We got away from the landing-stage of the Touring Club de France at Les Andelys in good time, our provisions, our gasoline and oil, our river charts, our wraps and ourselves all stowed comfortably away in the eight metres of length of our little boat. Our siren gave a hoot which startled the rooks circling about the donjon walls of Château Gaillard over our heads, and we passed under the brick arches of the bridge for a twelve-mile run to the first lock at Courcelles.

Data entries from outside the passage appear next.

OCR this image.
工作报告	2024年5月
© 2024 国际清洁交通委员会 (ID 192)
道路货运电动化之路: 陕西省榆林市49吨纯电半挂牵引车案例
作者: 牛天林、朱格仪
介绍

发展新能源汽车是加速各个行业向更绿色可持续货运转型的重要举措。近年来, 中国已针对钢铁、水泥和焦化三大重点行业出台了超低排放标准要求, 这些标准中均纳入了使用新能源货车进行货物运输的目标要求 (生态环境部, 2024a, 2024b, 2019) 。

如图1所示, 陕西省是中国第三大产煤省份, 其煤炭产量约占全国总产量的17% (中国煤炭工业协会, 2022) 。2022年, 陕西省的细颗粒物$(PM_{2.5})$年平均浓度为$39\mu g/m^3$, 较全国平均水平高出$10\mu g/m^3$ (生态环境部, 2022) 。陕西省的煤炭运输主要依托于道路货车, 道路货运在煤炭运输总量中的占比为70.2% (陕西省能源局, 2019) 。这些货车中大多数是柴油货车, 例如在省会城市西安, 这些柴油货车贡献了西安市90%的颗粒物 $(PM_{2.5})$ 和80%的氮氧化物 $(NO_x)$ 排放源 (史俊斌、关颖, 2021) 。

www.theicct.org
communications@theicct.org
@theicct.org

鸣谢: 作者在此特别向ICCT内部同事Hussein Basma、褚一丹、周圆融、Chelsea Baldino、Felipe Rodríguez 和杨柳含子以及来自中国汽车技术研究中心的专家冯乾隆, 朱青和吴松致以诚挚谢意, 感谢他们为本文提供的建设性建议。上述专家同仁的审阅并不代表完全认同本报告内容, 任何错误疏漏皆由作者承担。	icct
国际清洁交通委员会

The process of going through a river lock in France is not far different from the same process elsewhere, except that the all-powerful Touring Club de France has secured precedence for all pleasure boats over any other waiting craft. It really costs nothing, but you give a franc to the éclusier, and the way is thereby made the easier for the next arrival. The objection to river-locks is their frequency in some parts. There is one stretch of thirty or forty kilometres on the Marne with thirty-three locks. That costs something, truly.

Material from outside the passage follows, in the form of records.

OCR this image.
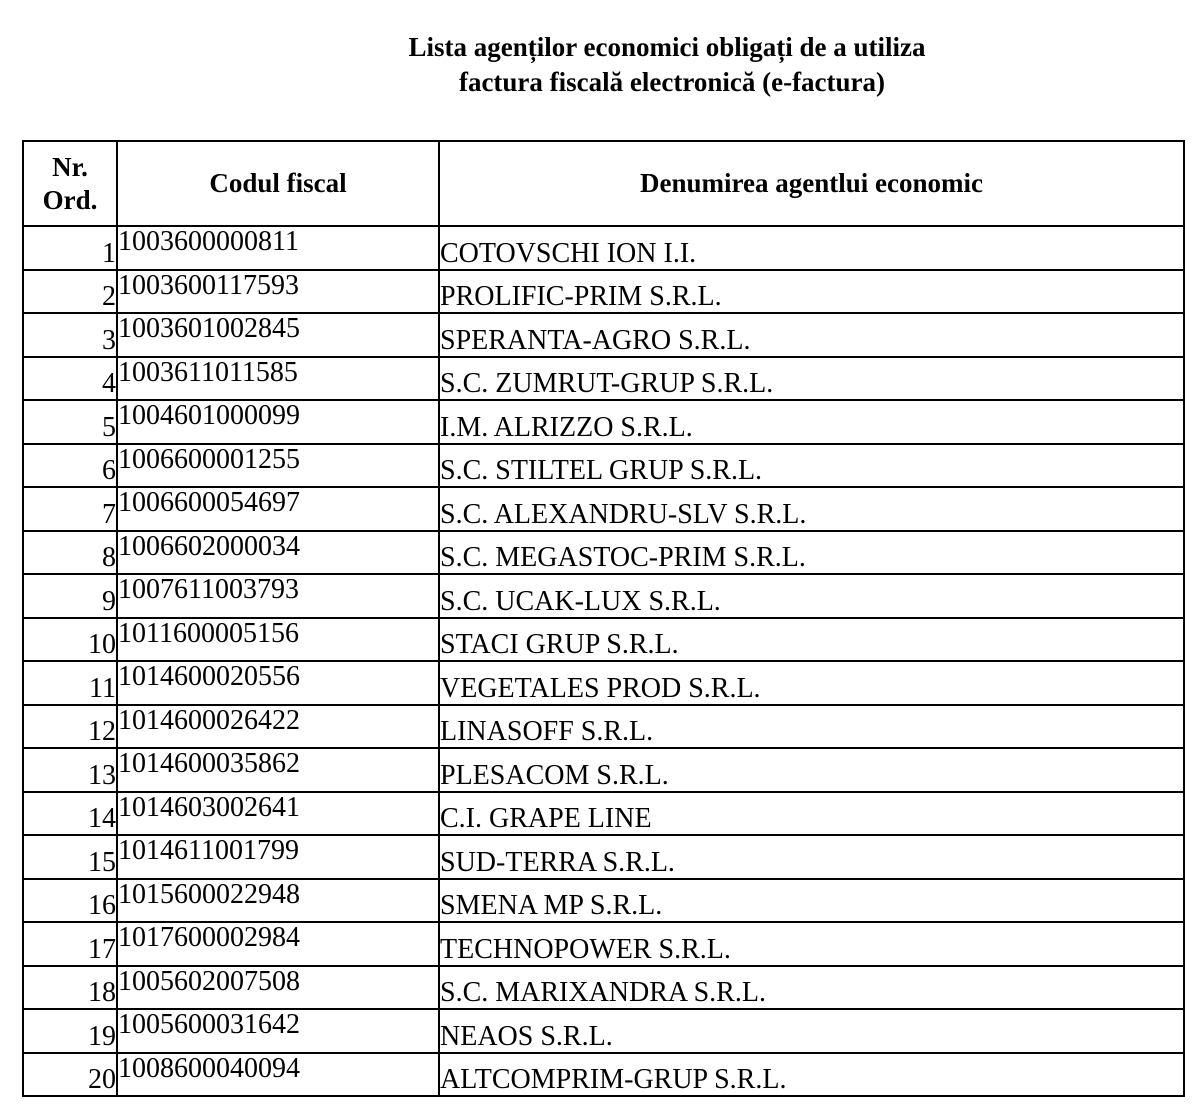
Lista agenților economici obligați de a utiliza
factura fiscală electronică (e-factura)
Nr.
Ord.	Codul fiscal	Denumirea agentlui economic
1	1003600000811	COTOVSCHI ION I.I.
2	1003600117593	PROLIFIC-PRIM S.R.L.
3	1003601002845	SPERANTA-AGRO S.R.L.
4	1003611011585	S.C. ZUMRUT-GRUP S.R.L.
5	1004601000099	I.M. ALRIZZO S.R.L.
6	1006600001255	S.C. STILTEL GRUP S.R.L.
7	1006600054697	S.C. ALEXANDRU-SLV S.R.L.
8	1006602000034	S.C. MEGASTOC-PRIM S.R.L.
9	1007611003793	S.C. UCAK-LUX S.R.L.
10	1011600005156	STACI GRUP S.R.L.
11	1014600020556	VEGETALES PROD S.R.L.
12	1014600026422	LINASOFF S.R.L.
13	1014600035862	PLESACOM S.R.L.
14	1014603002641	C.I. GRAPE LINE
15	1014611001799	SUD-TERRA S.R.L.
16	1015600022948	SMENA MP S.R.L.
17	1017600002984	TECHNOPOWER S.R.L.
18	1005602007508	S.C. MARIXANDRA S.R.L.
19	1005600031642	NEAOS S.R.L.
20	1008600040094	ALTCOMPRIM-GRUP S.R.L.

We knew the Seine valley intimately, by road along both its banks, at any rate, and we were hopeful of reaching Triel that night, near the junction of the Seine and Oise.

We passed our first lock at Courcelles, just before seven o'clock, and had a good stretch of straight water ahead of us before Vernon was reached.

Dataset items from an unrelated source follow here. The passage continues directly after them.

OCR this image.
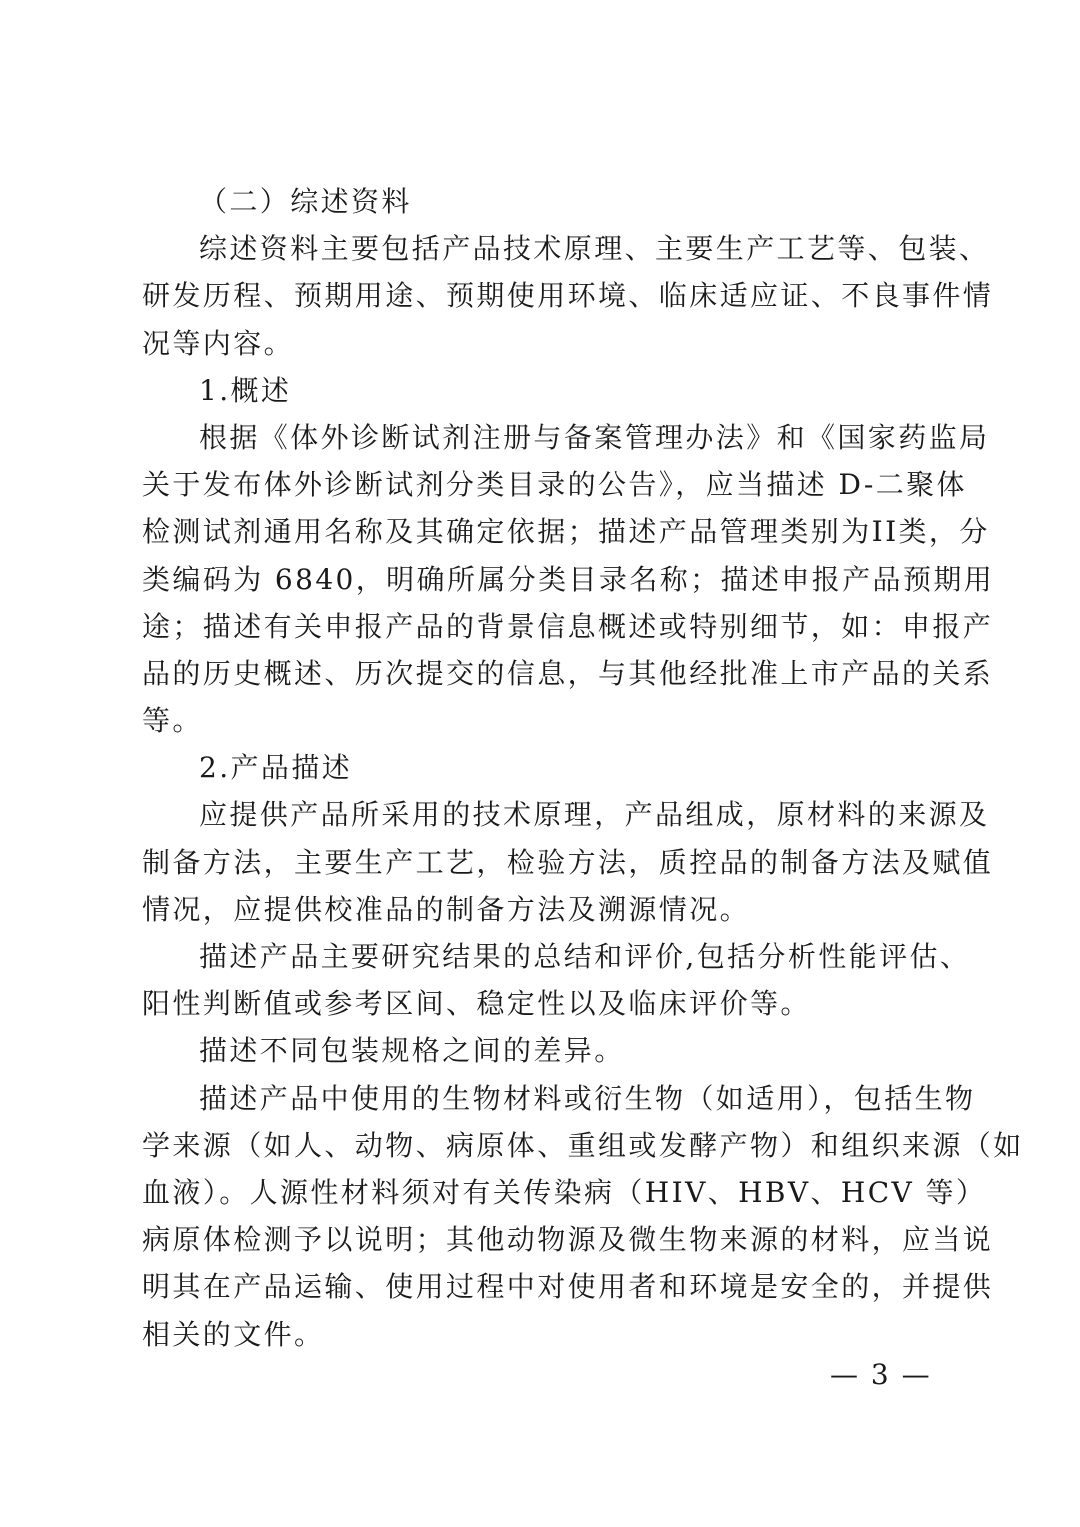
（二）综述资料
综述资料主要包括产品技术原理、主要生产工艺等、包装、
研发历程、预期用途、预期使用环境、临床适应证、不良事件情
况等内容。
1.概述
根据《体外诊断试剂注册与备案管理办法》和《国家药监局
关于发布体外诊断试剂分类目录的公告》，应当描述 D-二聚体
检测试剂通用名称及其确定依据；描述产品管理类别为II类，分
类编码为 6840，明确所属分类目录名称；描述申报产品预期用
途；描述有关申报产品的背景信息概述或特别细节，如：申报产
品的历史概述、历次提交的信息，与其他经批准上市产品的关系
等。
2.产品描述
应提供产品所采用的技术原理，产品组成，原材料的来源及
制备方法，主要生产工艺，检验方法，质控品的制备方法及赋值
情况，应提供校准品的制备方法及溯源情况。
描述产品主要研究结果的总结和评价,包括分析性能评估、
阳性判断值或参考区间、稳定性以及临床评价等。
描述不同包装规格之间的差异。
描述产品中使用的生物材料或衍生物（如适用），包括生物
学来源（如人、动物、病原体、重组或发酵产物）和组织来源（如
血液）。人源性材料须对有关传染病（HIV、HBV、HCV 等）
病原体检测予以说明；其他动物源及微生物来源的材料，应当说
明其在产品运输、使用过程中对使用者和环境是安全的，并提供
相关的文件。
— 3 —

You cannot miss your way, of course, when travelling by river, but you can be at a considerable loss to know how far you have come since your last stopping-place, or rather you would be if the French government had not placed little white kilometre stones all along the banks of the "navigable" and "flottable" rivers, as they have along the great national roads on land. Blessed be the paternal French government; the traveller in la belle France has much for which to be grateful to it: its excellent roadways, its sign-boards, and its kilometre stones most of all. The motor-boat is highly developed in France from the simple fact that you can tour on it. You can go all over France by a magnificent system of inland waterways; from the Seine to the Marne; from the Oise to the Sambre—and so to Antwerp and Ghent; from the Loire to the Rhône; and even from the Marne to the Rhine; and from the Mediterranean to the Atlantic. France is the touring-ground par excellence for the automobile boat.

Here's a new project of travel for those who want to do what others have not done to any great extent. Africa and the Antartic continent have been explored, and the North Pole bids fair to be discovered by means of a flying-machine ere long, so, with no new worlds to conquer, one might do worse in the way of pleasurable travel than to explore the waterways of France.

Maistre wrote his "Voyage Autour de Ma Chambre" and Karr his "Voyage Autour de Mon Jardin," hence any one who really wants to do something similar might well make the tour of the Ile de France by water. It can be done, and would be a revelation of novelty, if one would do it and write it down.

For the moment we were bound up the Oise; we had passed Vernon and Giverny, sitting snug on the hillside by the mouth of the Ept, where we knew there were countless Americans, artists and others, sitting in Gaston's garden or playing tennis on a sunburnt field beside the road. Foolish business that, with a river like the Seine so near at hand, and because it was the custom at Giverny, a custom grown to be a habit, which is worse, we liked not the place, in spite of its other undeniable charms.

We put in for lunch at La Roche-Guyon, a trim little town lying close beneath the Renaissance château of the La Rochefoucauld's. There are two waterside hotels at La Roche-Guyon, beside the ugly wire-rope bridge, but we knew them of old, and knew they were likely to be full of an unspeakable class of Parisian merrymakers. There may be others who patronize these delightfully situated riverside inns, but the former predominate in the season. Out of season it may be quite different.

We hunted out a little café in the town, whose patron we knew, and prevailed upon his good wife to give us our lunch en famille, which she did and did well.